Condoleezza Rice’s Retrospect on Iraq: ‘We Could Have Done Better’
ABC News(NEW YORK) -- She served eight years in the Bush administration as national security advisor and secretary of state, and now Condoleezza Rice is out with a memoir, No Higher Honor, where she paints a detailed picture of policy making while conducting two wars.
Though she never directly addressed it in her book, ABC's George Stephanopoulos asked her the question on many people’s minds -- if she thought the war in Iraq was worth the sacrifice in lives lost and money spent.
“Now, we didn’t go to Iraq to bring democracy to the Iraqis. And I try in the book to really explain that that wasn’t the purpose,” Rice said.

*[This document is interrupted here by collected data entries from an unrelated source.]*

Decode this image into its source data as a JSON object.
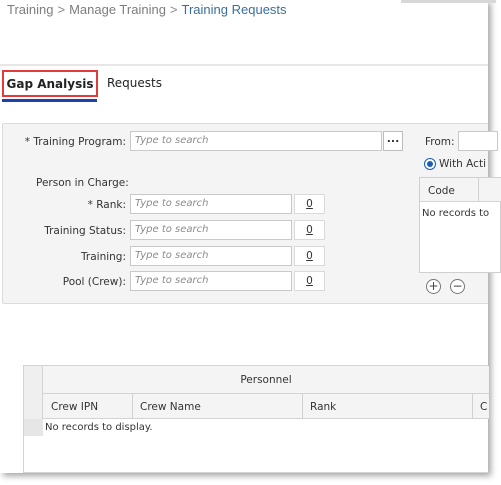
{
  "breadcrumb": {
    "items": [
      "Training",
      "Manage Training"
    ],
    "separator": ">",
    "current": "Training Requests"
  },
  "tabs": [
    {
      "label": "Gap Analysis",
      "active": true
    },
    {
      "label": "Requests",
      "active": false
    }
  ],
  "filters": {
    "training_program": {
      "label": "* Training Program:",
      "placeholder": "Type to search",
      "browse_label": "..."
    },
    "person_in_charge_label": "Person in Charge:",
    "rank": {
      "label": "* Rank:",
      "placeholder": "Type to search",
      "count": "0"
    },
    "training_status": {
      "label": "Training Status:",
      "placeholder": "Type to search",
      "count": "0"
    },
    "training": {
      "label": "Training:",
      "placeholder": "Type to search",
      "count": "0"
    },
    "pool": {
      "label": "Pool (Crew):",
      "placeholder": "Type to search",
      "count": "0"
    }
  },
  "right_panel": {
    "from_label": "From:",
    "radio_label": "With Acti",
    "grid_header": "Code",
    "grid_empty": "No records to",
    "add_symbol": "+",
    "remove_symbol": "−"
  },
  "personnel_grid": {
    "group_label": "Personnel",
    "columns": [
      "Crew IPN",
      "Crew Name",
      "Rank",
      "C"
    ],
    "empty_text": "No records to display."
  },
  "colors": {
    "active_tab_border": "#e23b3b",
    "active_tab_underline": "#1f3fae",
    "breadcrumb_current": "#3b6e9e",
    "radio_accent": "#1a5ab8"
  }
}
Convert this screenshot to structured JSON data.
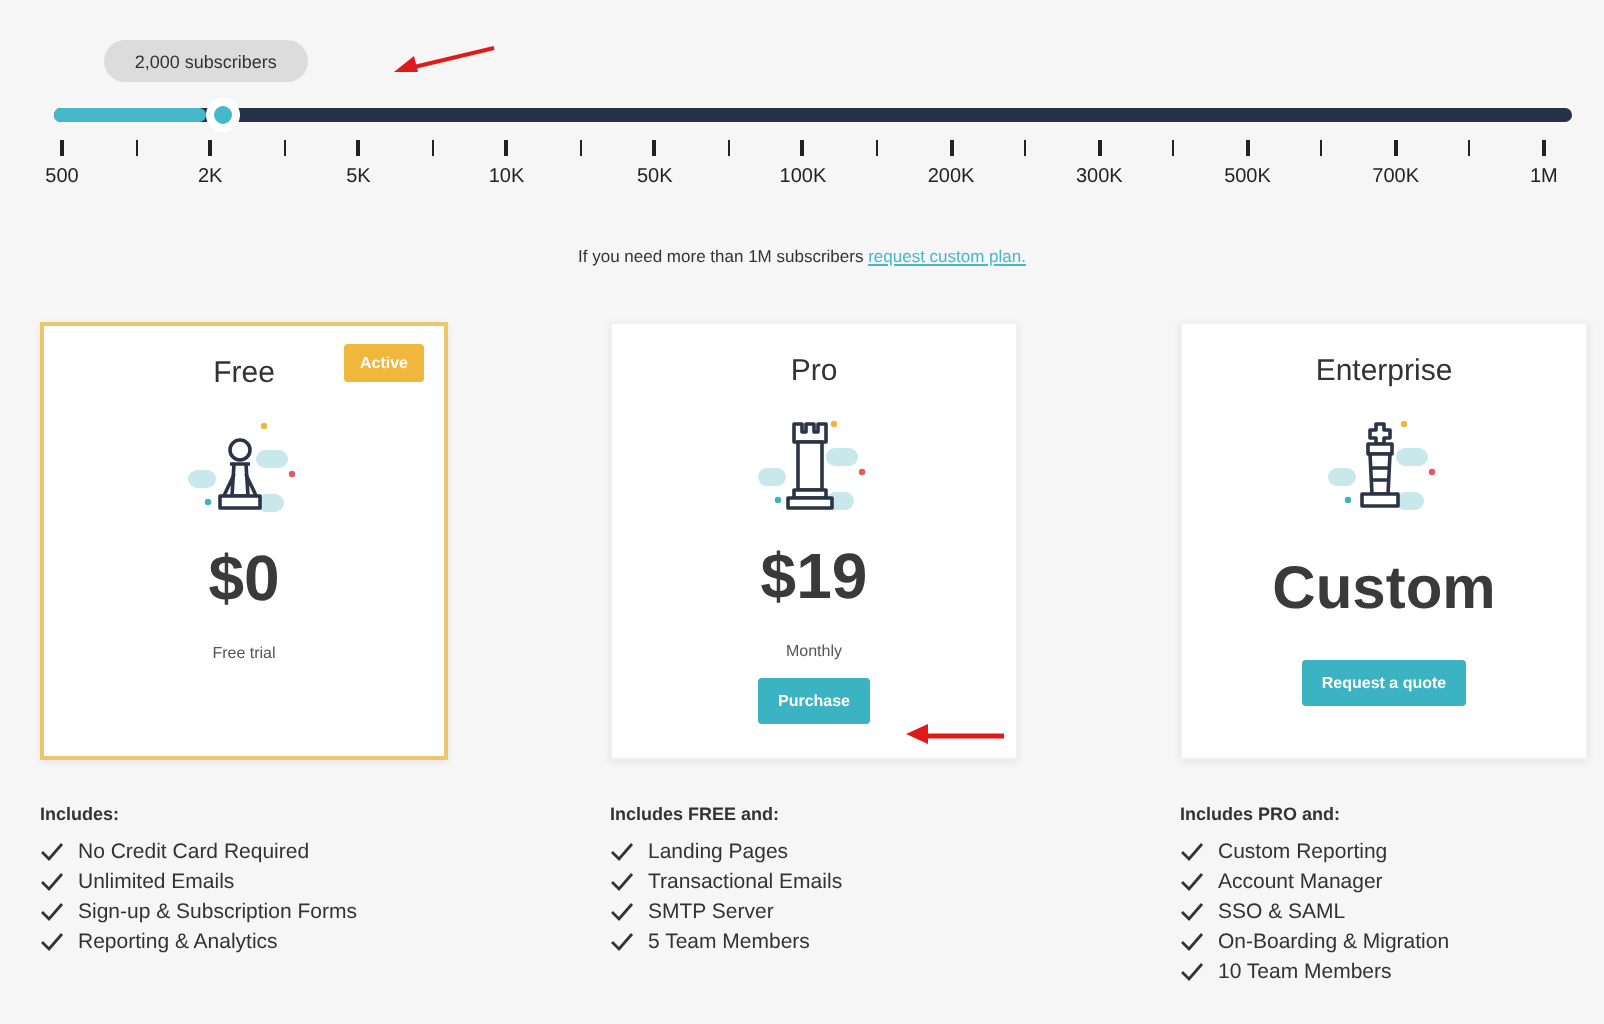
{
  "slider": {
    "tooltip": "2,000 subscribers",
    "level": 0.1,
    "tick_labels": [
      "500",
      "2K",
      "5K",
      "10K",
      "50K",
      "100K",
      "200K",
      "300K",
      "500K",
      "700K",
      "1M"
    ]
  },
  "custom_note": {
    "text": "If you need more than 1M subscribers",
    "link": "request custom plan."
  },
  "plans": [
    {
      "name": "Free",
      "active": true,
      "badge": "Active",
      "kind": "pawn",
      "price": "$0",
      "note": "Free trial",
      "includes": "Includes:",
      "features": [
        "No Credit Card Required",
        "Unlimited Emails",
        "Sign-up & Subscription Forms",
        "Reporting & Analytics"
      ]
    },
    {
      "name": "Pro",
      "active": false,
      "kind": "rook",
      "price": "$19",
      "note": "Monthly",
      "button": "Purchase",
      "includes": "Includes FREE and:",
      "features": [
        "Landing Pages",
        "Transactional Emails",
        "SMTP Server",
        "5 Team Members"
      ]
    },
    {
      "name": "Enterprise",
      "active": false,
      "kind": "king",
      "price": "Custom",
      "button": "Request a quote",
      "includes": "Includes PRO and:",
      "features": [
        "Custom Reporting",
        "Account Manager",
        "SSO & SAML",
        "On-Boarding & Migration",
        "10 Team Members"
      ]
    }
  ]
}
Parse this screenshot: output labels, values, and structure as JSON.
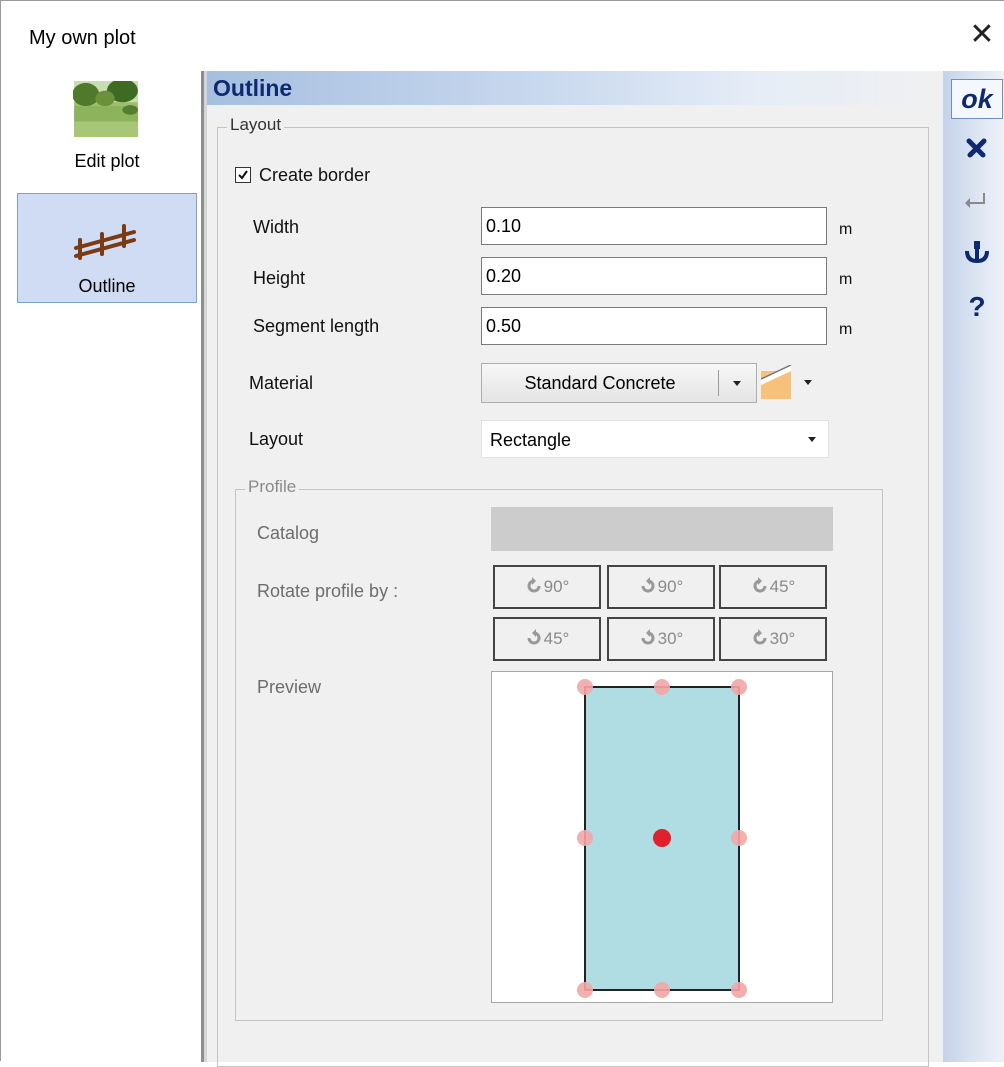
{
  "window": {
    "title": "My own plot",
    "close_glyph": "✕"
  },
  "sidebar": {
    "items": [
      {
        "label": "Edit plot",
        "icon": "plot-thumbnail-icon",
        "selected": false
      },
      {
        "label": "Outline",
        "icon": "fence-icon",
        "selected": true
      }
    ]
  },
  "panel": {
    "title": "Outline",
    "layout_group": {
      "legend": "Layout",
      "create_border": {
        "label": "Create border",
        "checked": true
      },
      "fields": [
        {
          "label": "Width",
          "value": "0.10",
          "unit": "m"
        },
        {
          "label": "Height",
          "value": "0.20",
          "unit": "m"
        },
        {
          "label": "Segment length",
          "value": "0.50",
          "unit": "m"
        }
      ],
      "material": {
        "label": "Material",
        "value": "Standard Concrete",
        "swatch_color": "#f6c27b"
      },
      "layout_select": {
        "label": "Layout",
        "value": "Rectangle"
      }
    },
    "profile_group": {
      "legend": "Profile",
      "catalog_label": "Catalog",
      "rotate_label": "Rotate profile by :",
      "rotate_buttons": [
        "90°",
        "90°",
        "45°",
        "45°",
        "30°",
        "30°"
      ],
      "preview_label": "Preview",
      "preview_fill": "#b0dde4",
      "handle_color": "#f4a6a6",
      "center_color": "#e0202a"
    }
  },
  "toolbar": {
    "ok_label": "ok",
    "items": [
      "cancel-icon",
      "enter-icon",
      "anchor-icon",
      "help-icon"
    ],
    "accent": "#0d2a6e"
  }
}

“This was a security threat of Saddam Hussein, who had started wars before, used weapons of mass destruction, was shooting at aircraft in the no-fly zone, was still threatening his neighbors, had tried to assassinate George H.W. Bush, was a cancer in the Middle East and a great source of that volatility in the Middle East, needed to be dealt with,” she said. “And I, as much as anybody, understand and really regret the cost, particularly in lives. But I also know that nothing of value is ever won without sacrifice.”
Rice remained confident that Hussein was not “removable by any other means” and writes in her book that she’s “grateful that today’s concern is not an impending nuclear arms race between Iran’s Mahmoud Ahmadinejad and Iraq’s Saddam Hussein.”
But don’t we know now that Hussein had no meaningful nuclear weapons program?
“He had the scientists, he had the infrastructure,” Rice said. “He was buying all kinds of stuff through front companies. He had not reconstituted it. But the idea that Saddam Hussein had given up on weapons of mass destruction, I think, is simply ahistorical... And I cannot imagine that Saddam Hussein watching Iran move along a nuclear path [and not reacting], given all the infrastructure he had, given all the knowledge he had, given that we know that when in 1991, the inspectors got there, he was far closer to his nuclear device than they thought.”